January 8, 2015 Trial News
Guardrail manufacturer faces increased scrutiny
Alyssa E. Lambert
As personal injury and wrongful death cases over Trinity Industries, Inc.’s, ET-Plus guardrails—which have impaled vehicles in crashes—continue to mount, a state and two counties have filed suit, and federal and state regulators are bearing down on the embattled manufacturer as well.
Virginia Attorney General Mark Herring has filed a qui tam action against Trinity for selling the unapproved and improperly tested guardrails to the state. This is the first government entity to sue Trinity over its potentially deadly design change to the ET-Plus. The suit seeks civil penalties and costs if testing shows the ET-Plus guardrails must be replaced. (Commonwealth ex rel. Harman v. Trinity Indus., Inc., No. CL13-698 (Va., Richmond Co. Cir. filed Dec. 11, 2014).)
Two Illinois counties have also filed a federal class action on behalf of all the state’s counties against Trinity, alleging it fraudulently covered up the design change and engaged in deceptive trade practices. (Hamilton Co., Ill. v. Trinity Indus., Inc., No. 3:14-cv-01320 (S.D. Ill. filed Nov. 26, 2014).)
In November, the Federal Highway Administration (FHWA) mandated new crash safety tests, as the Products Liability Law Reporter and Trial News previously reported. In December, the Southwest Research Institute in San Antonio, Texas, began testing a sample of Trinity’s ET-Plus guardrails from California’s Department of Transportation (DOT)’s unused inventory. But a handful of states, as well as members of Congress, have also asked Trinity to test guardrail units already installed on the nation’s highways. Testing is scheduled to conclude sometime in January.

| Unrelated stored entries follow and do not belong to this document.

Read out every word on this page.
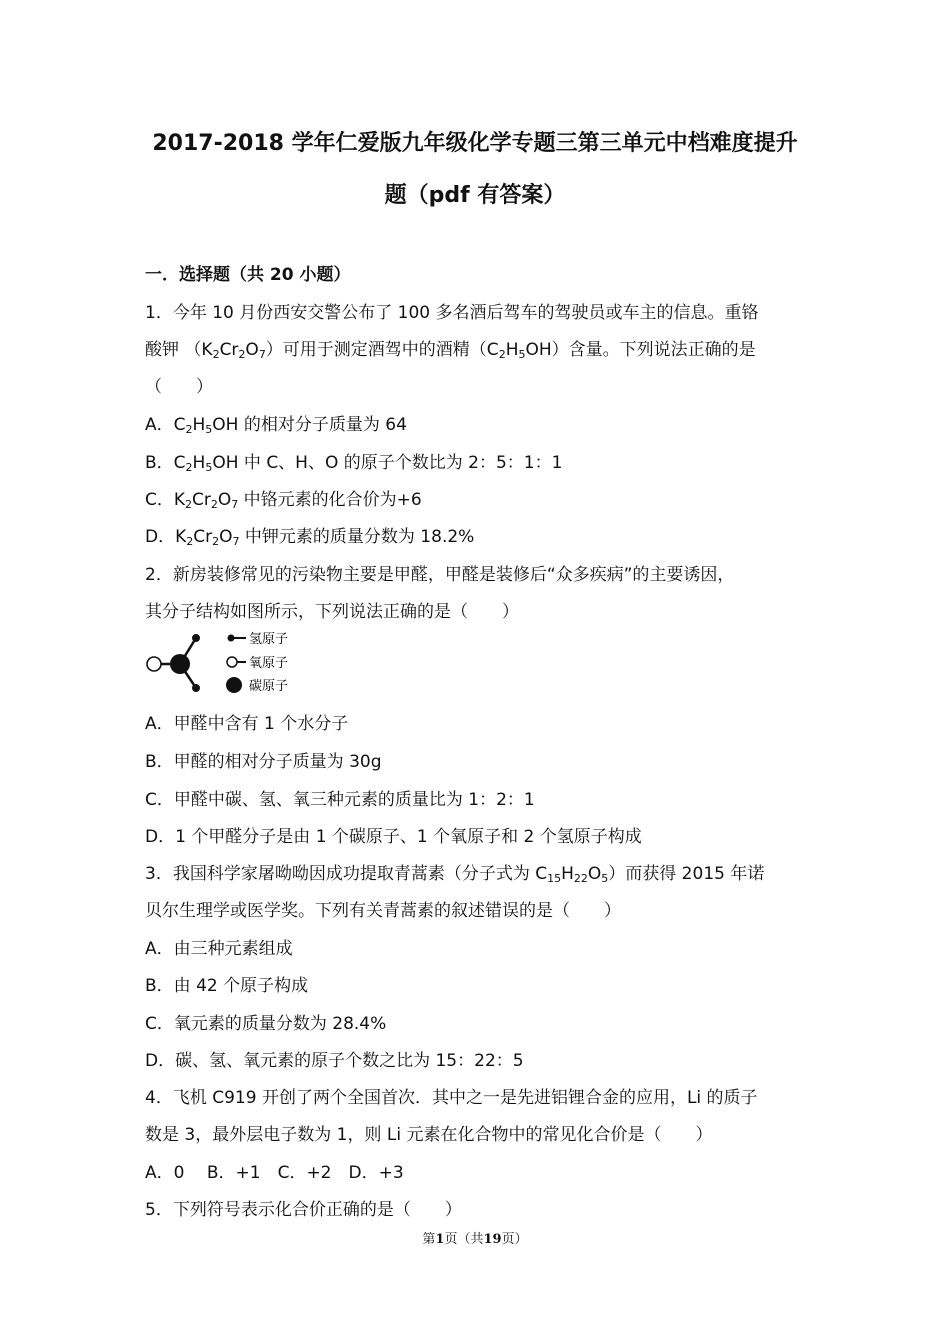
2017-2018 学年仁爱版九年级化学专题三第三单元中档难度提升
题（pdf 有答案）
一．选择题（共 20 小题）
1．今年 10 月份西安交警公布了 100 多名酒后驾车的驾驶员或车主的信息。重铬
酸钾 $(K_2Cr_2O_7)$可用于测定酒驾中的酒精$(C_2H_5OH)$含量。下列说法正确的是
（　　）
A．$C_2H_5OH$ 的相对分子质量为 64
B．$C_2H_5OH$ 中 C、H、O 的原子个数比为 2：5：1：1
C．$K_2Cr_2O_7$ 中铬元素的化合价为+6
D．$K_2Cr_2O_7$ 中钾元素的质量分数为 18.2%
2．新房装修常见的污染物主要是甲醛，甲醛是装修后“众多疾病”的主要诱因，
其分子结构如图所示，下列说法正确的是（　　）
氢原子
氧原子
碳原子
A．甲醛中含有 1 个水分子
B．甲醛的相对分子质量为 30g
C．甲醛中碳、氢、氧三种元素的质量比为 1：2：1
D．1 个甲醛分子是由 1 个碳原子、1 个氧原子和 2 个氢原子构成
3．我国科学家屠呦呦因成功提取青蒿素（分子式为 $C_{15}H_{22}O_5$）而获得 2015 年诺
贝尔生理学或医学奖。下列有关青蒿素的叙述错误的是（　　）
A．由三种元素组成
B．由 42 个原子构成
C．氧元素的质量分数为 28.4%
D．碳、氢、氧元素的原子个数之比为 15：22：5
4．飞机 C919 开创了两个全国首次．其中之一是先进铝锂合金的应用，Li 的质子
数是 3，最外层电子数为 1，则 Li 元素在化合物中的常见化合价是（　　）
A．0　 B．+1　C．+2　D．+3
5．下列符号表示化合价正确的是（　　）
第1页（共19页）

On Dec. 24, the FHWA published a notice on the Federal Register asking the public to report accidents tied to the ET-Plus guardrails, including requesting measurements of the device as found on the roadside. Data must be provided to the agency by Feb. 9, 2015. At least 15 states are reviewing their guardrail inventory to see how many ET-Plus guardrails are on the roads, and the Virginia DOT is soliciting contracting bids to potentially replace the defective guardrails. More than 40 states have stopped installing them.